Davika masuk ke dalam kamar dan membereskan barang-barang miliknya. Ia mulai menata pakaian-pakaiannya ke dalam koper besar berwarna abu. Tak lupa ia juga membereskan pakaian Keenan --putra semata wayangnya yang baru berusia 5 tahun--.
Pikiran Davika mengawan ke mana-mana. Sekelebat memoar dua tahun lalu mulai bermunculan. Keluarga besar Davika menolak niatnya rujuk dengan Rafi. Memoar itu mulai menerobos masuk ke celah hatinya yang kini berlubang.
"Sampai mati pun Kakak enggak akan pernah setuju kamu rujuk dengan Rafi!" ucap Aldo penuh penekanan.
"Tante juga tidak setuju Vika! Buat apa kamu balik sama Rafi? Dia nggak pernah hargain kamu! Kamu lupa apa yang udah Rafi lakuin sama kamu?" Tante Nina --adik kandung Ibu Davika-- ikut melarangnya. Begitu pula dengan suami Nina dan beberapa sanak saudara lainnya. Semua menentang keputusan Davika.
"Kak, Tante, Om, tolong hargai keputusan Vika," pinta Davika setengah memelas.
"Mama juga tidak setuju Vika. Mama enggak rela! Mama enggak ridho kamu balik sama Rafi! Apa sih yang kamu harapkan dari Rafi? Rafi udah berkali-kali nyakitin batin dan fisik kamu! Hati Mama sakit Vika, melihat anak perempuan Mama satu-satunya disiksa sampai memar bahkan leher kamu penuh dengan bekas cakaran dan cekikan. Rasa sakit hati Mama nggak akan mudah hilang! Apalagi Mama baru tahu kalau selama ini kamu hanya diberi nafkah sepuluh ribu sehari! Rafi keterlaluan Vika! Mentang-mentang kamu hanya IRT, dia jadi seenaknya sama kamu! Padahal kamu juga bisa membiayai hidup kamu sendiri kalau Rafi mengizinkan kamu bekerja. Udah cukup penderitaan kamu karena dia Vika! MAMA ENGGAK RIDHO KALAU KAMU RUJUK SAMA RAFI!"

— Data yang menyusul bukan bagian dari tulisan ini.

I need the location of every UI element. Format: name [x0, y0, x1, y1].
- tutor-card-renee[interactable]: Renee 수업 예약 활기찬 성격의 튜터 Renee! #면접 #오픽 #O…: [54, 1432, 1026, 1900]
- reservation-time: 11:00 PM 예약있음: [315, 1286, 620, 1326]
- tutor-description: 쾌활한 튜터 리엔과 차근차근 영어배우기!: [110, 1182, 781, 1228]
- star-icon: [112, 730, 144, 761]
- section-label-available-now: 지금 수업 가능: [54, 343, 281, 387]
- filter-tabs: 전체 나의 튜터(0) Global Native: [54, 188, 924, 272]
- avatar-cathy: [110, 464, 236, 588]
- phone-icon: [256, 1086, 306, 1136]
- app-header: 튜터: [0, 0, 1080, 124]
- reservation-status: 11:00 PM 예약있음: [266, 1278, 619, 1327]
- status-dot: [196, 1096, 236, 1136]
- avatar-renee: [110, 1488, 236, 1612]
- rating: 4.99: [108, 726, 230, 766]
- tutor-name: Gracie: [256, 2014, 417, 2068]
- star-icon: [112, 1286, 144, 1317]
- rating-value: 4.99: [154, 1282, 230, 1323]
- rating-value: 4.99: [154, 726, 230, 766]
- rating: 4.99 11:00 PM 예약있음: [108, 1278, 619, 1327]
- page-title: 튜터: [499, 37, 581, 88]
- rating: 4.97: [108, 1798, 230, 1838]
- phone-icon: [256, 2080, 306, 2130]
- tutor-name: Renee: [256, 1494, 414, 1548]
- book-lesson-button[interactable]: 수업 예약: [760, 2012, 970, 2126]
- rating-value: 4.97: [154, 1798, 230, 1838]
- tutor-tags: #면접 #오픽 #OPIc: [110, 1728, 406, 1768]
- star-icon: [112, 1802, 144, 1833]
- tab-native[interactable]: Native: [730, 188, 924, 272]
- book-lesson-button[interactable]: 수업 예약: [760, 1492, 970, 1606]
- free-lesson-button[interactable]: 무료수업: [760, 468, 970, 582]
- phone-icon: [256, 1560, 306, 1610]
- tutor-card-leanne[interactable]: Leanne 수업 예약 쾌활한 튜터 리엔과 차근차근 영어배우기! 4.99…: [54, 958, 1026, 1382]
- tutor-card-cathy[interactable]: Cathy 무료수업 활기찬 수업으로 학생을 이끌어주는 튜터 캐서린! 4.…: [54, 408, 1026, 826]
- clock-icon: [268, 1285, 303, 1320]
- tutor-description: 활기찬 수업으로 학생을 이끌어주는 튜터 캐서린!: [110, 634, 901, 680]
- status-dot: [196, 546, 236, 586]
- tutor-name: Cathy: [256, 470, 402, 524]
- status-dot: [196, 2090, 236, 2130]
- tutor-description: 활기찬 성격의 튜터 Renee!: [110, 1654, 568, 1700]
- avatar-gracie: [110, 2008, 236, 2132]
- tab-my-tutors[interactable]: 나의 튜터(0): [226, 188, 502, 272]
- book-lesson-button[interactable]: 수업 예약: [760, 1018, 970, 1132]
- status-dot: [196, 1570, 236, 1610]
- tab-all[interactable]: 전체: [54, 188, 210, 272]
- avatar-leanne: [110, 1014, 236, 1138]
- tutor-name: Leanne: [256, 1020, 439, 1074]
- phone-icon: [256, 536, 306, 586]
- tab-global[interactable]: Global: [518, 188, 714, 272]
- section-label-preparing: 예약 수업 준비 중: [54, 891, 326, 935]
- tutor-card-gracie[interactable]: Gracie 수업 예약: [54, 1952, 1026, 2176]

Suara Erna --Ibu Davika-- bergetar menahan amarah. Bulir-bulir bening meluncur di mata sayunya yang kini mulai menua. Ia benar-benar tidak ikhlas jika Davika kembali merajut bahtera rumah tangga dengan Rafi. Ia merasa terhina. Rafi benar-benar mempermainkan hidup anak gadisnya. Sejak awal ia memang salah menerima Rafi menjadi menantunya. Ternyata ikatan saudara jauh tak berpengaruh apa-apa pada hidup putrinya.
Rafi memang berengsek! Lelaki itu membuat putrinya yang polos ternoda sampai mengandung Keenan. Hingga akhirnya, mau tak mau Erna harus menikahkannya dengan Rafi yang saat itu baru saja bercerai dari istri pertamanya Nayla. Ia pikir Rafi akan menjadi suami yang baik untuk Davika. Namun ternyata, ia salah.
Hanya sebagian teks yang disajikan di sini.